Diana Fuss, Louis W. Fairchild Class of ’24 Professor of English, has taught at Princeton since 1988, after receiving her PhD from Brown University in English and Semiotics. She has taught undergraduate courses on a range of topics in the areas of criticism and theory, 19th and 20th century American and British literature, narrative and poetry, film and media, wilderness and environment, and love and language. Her more specialized graduate offerings have focused on such subjects as Body Parts, Architectural Interiors, The Senses, Contemporary Theory, Freud’s Toolbox, American Elegy, Modern Death, Modern Love, Keywords, Storytelling, and Pedagogy. She has also conducted the graduate pedagogy and dissertation seminars. In 2001 Fuss received the President’s Award for Distinguished Teaching, and more recently the University’s Cotsen Fellowship for Distinguished Research and Teaching.

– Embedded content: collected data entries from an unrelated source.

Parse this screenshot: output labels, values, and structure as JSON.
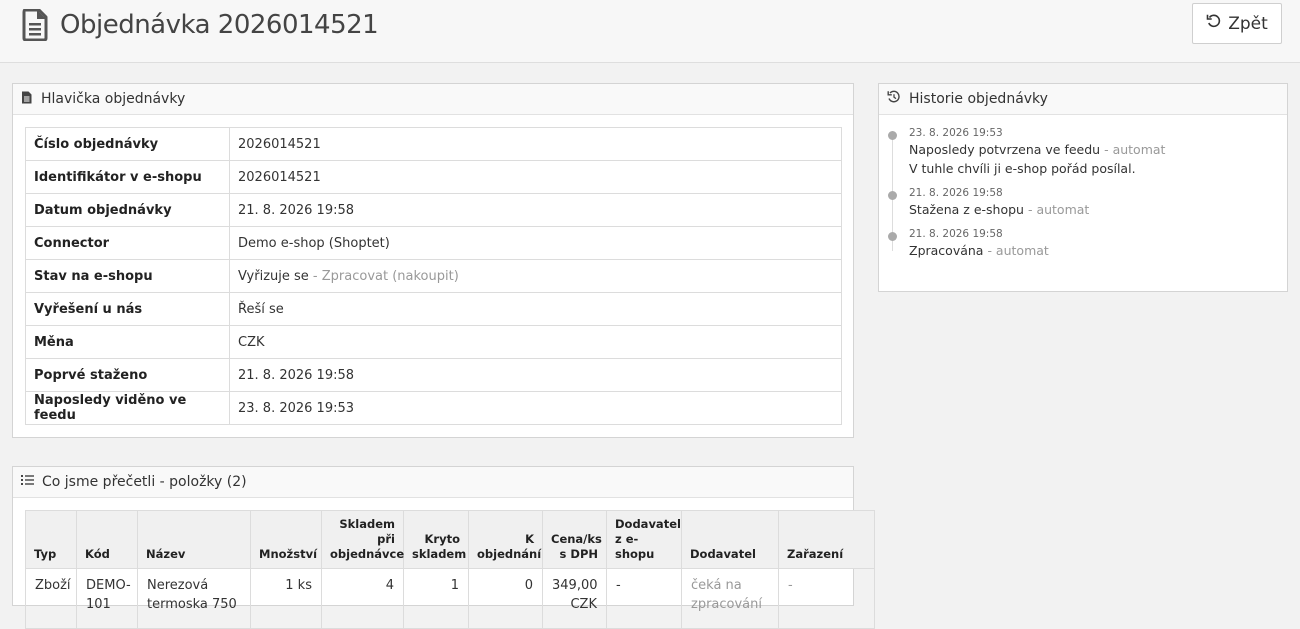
{
  "header": {
    "title": "Objednávka 2026014521",
    "back_label": "Zpět"
  },
  "order_header": {
    "title": "Hlavička objednávky",
    "rows": [
      {
        "key": "Číslo objednávky",
        "value": "2026014521",
        "extra": ""
      },
      {
        "key": "Identifikátor v e-shopu",
        "value": "2026014521",
        "extra": ""
      },
      {
        "key": "Datum objednávky",
        "value": "21. 8. 2026 19:58",
        "extra": ""
      },
      {
        "key": "Connector",
        "value": "Demo e-shop (Shoptet)",
        "extra": ""
      },
      {
        "key": "Stav na e-shopu",
        "value": "Vyřizuje se",
        "extra": "- Zpracovat (nakoupit)"
      },
      {
        "key": "Vyřešení u nás",
        "value": "Řeší se",
        "extra": ""
      },
      {
        "key": "Měna",
        "value": "CZK",
        "extra": ""
      },
      {
        "key": "Poprvé staženo",
        "value": "21. 8. 2026 19:58",
        "extra": ""
      },
      {
        "key": "Naposledy viděno ve feedu",
        "value": "23. 8. 2026 19:53",
        "extra": ""
      }
    ]
  },
  "history": {
    "title": "Historie objednávky",
    "entries": [
      {
        "date": "23. 8. 2026 19:53",
        "text": "Naposledy potvrzena ve feedu",
        "by": "- automat",
        "note": "V tuhle chvíli ji e-shop pořád posílal."
      },
      {
        "date": "21. 8. 2026 19:58",
        "text": "Stažena z e-shopu",
        "by": "- automat",
        "note": ""
      },
      {
        "date": "21. 8. 2026 19:58",
        "text": "Zpracována",
        "by": "- automat",
        "note": ""
      }
    ]
  },
  "items": {
    "title": "Co jsme přečetli - položky (2)",
    "columns": {
      "type": "Typ",
      "code": "Kód",
      "name": "Název",
      "qty": "Množství",
      "stock_at_order": "Skladem při objednávce",
      "covered": "Kryto skladem",
      "to_order": "K objednání",
      "price": "Cena/ks s DPH",
      "supplier_eshop": "Dodavatel z e-shopu",
      "supplier": "Dodavatel",
      "category": "Zařazení"
    },
    "rows": [
      {
        "type": "Zboží",
        "code": "DEMO-101",
        "name": "Nerezová termoska 750",
        "qty": "1 ks",
        "stock_at_order": "4",
        "covered": "1",
        "to_order": "0",
        "price": "349,00 CZK",
        "supplier_eshop": "-",
        "supplier": "čeká na zpracování",
        "category": "-"
      }
    ]
  }
}
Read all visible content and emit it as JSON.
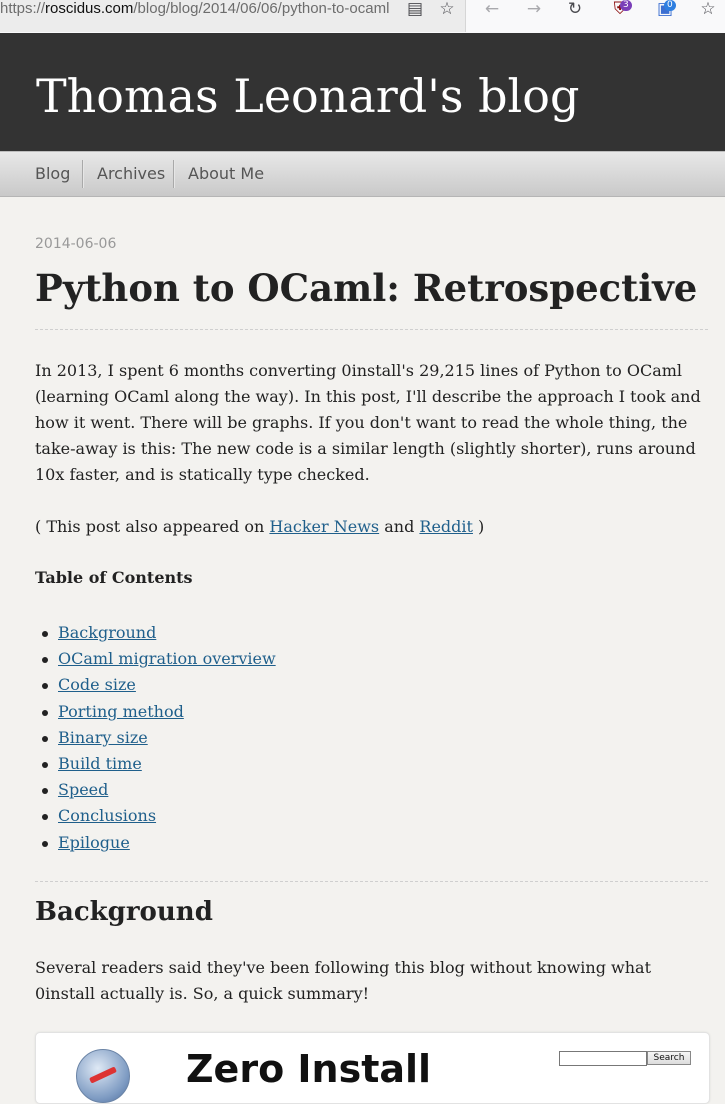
{
  "browser": {
    "url_domain": "roscidus.com",
    "url_path": "/blog/blog/2014/06/06/python-to-ocaml",
    "url_prefix": "https://",
    "icons": [
      "reader-view-icon",
      "bookmark-star-icon",
      "back-arrow-icon",
      "forward-arrow-icon",
      "reload-icon",
      "ublock-icon",
      "extension-icon",
      "bookmarks-icon"
    ],
    "ublock_badge": "3",
    "ext_badge": "0"
  },
  "site": {
    "title": "Thomas Leonard's blog"
  },
  "nav": {
    "items": [
      "Blog",
      "Archives",
      "About Me"
    ]
  },
  "post": {
    "date": "2014-06-06",
    "title": "Python to OCaml: Retrospective",
    "intro": "In 2013, I spent 6 months converting 0install's 29,215 lines of Python to OCaml (learning OCaml along the way). In this post, I'll describe the approach I took and how it went. There will be graphs. If you don't want to read the whole thing, the take-away is this: The new code is a similar length (slightly shorter), runs around 10x faster, and is statically type checked.",
    "also_prefix": "( This post also appeared on ",
    "also_link1": "Hacker News",
    "also_mid": " and ",
    "also_link2": "Reddit",
    "also_suffix": " )",
    "toc_title": "Table of Contents",
    "toc": [
      "Background",
      "OCaml migration overview",
      "Code size",
      "Porting method",
      "Binary size",
      "Build time",
      "Speed",
      "Conclusions",
      "Epilogue"
    ],
    "section_heading": "Background",
    "section_text": "Several readers said they've been following this blog without knowing what 0install actually is. So, a quick summary!"
  },
  "embed": {
    "title": "Zero Install",
    "search_button": "Search",
    "search_value": ""
  }
}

Fuss is the author of Essentially Speaking (Routledge, 1989), Identification Papers (Routledge, 1995), The Sense of an Interior: Four Writers and the Rooms that Shaped Them (Routledge, 2004), and Dying Modern: A Meditation on Elegy (Duke, 2013). The Sense of an Interior won the MLA James Russell Lowell Prize for outstanding scholarly book of the year. Fuss is also the editor of several volumes: Human, All Too Human (Selected Essays of the English Institute, 1996; ebook 2013), Pink Freud (1995), and Inside/Out (1991), which won both the ALA and VLS best book awards.

She is general editor, together with William A. Gleason, of The Pocket Instructor teaching series with Princeton University Press. The first volume, The Pocket Instructor: Literature (edited by Fuss and Gleason) appeared in 2016, with the second volume, The Pocket Instructor: Writing (guest edited by Amanda Irwin-Wilkins and Keith Shaw) forthcoming in Spring 2024. In 2023 Fuss’s new book, Wilderness Tales: 40 Stories of the North American Wild, appeared with Knopf.

Over the years Fuss has published on a variety of topics, from fashion photography to literary corpses to bereaved children to museum benches to flash fiction to teaching theory. Fuss has been a recipient of an NEH Fellowship Award, an ACLS Fellowship Award, a Princeton Old Dominion Fellowship, and a Guggenheim Fellowship.

She has been Director of Graduate Studies, Graduate Job Placement Officer, Associate Chair, Acting Chair, and Search Officer. She has also served on a variety of University committees and boards, among them the McGraw Center for Teaching and Learning Advisory Council, the 250th Anniversary Fund for Innovation in Undergraduate Education, the Faculty Committee on the Graduate School, the Gauss Seminars on Criticism, the Council of the Humanities and Committee on Humanistic Studies, the University Research Board, and the University Faculty Advisory Committee on Appointments and Advancements (C/3).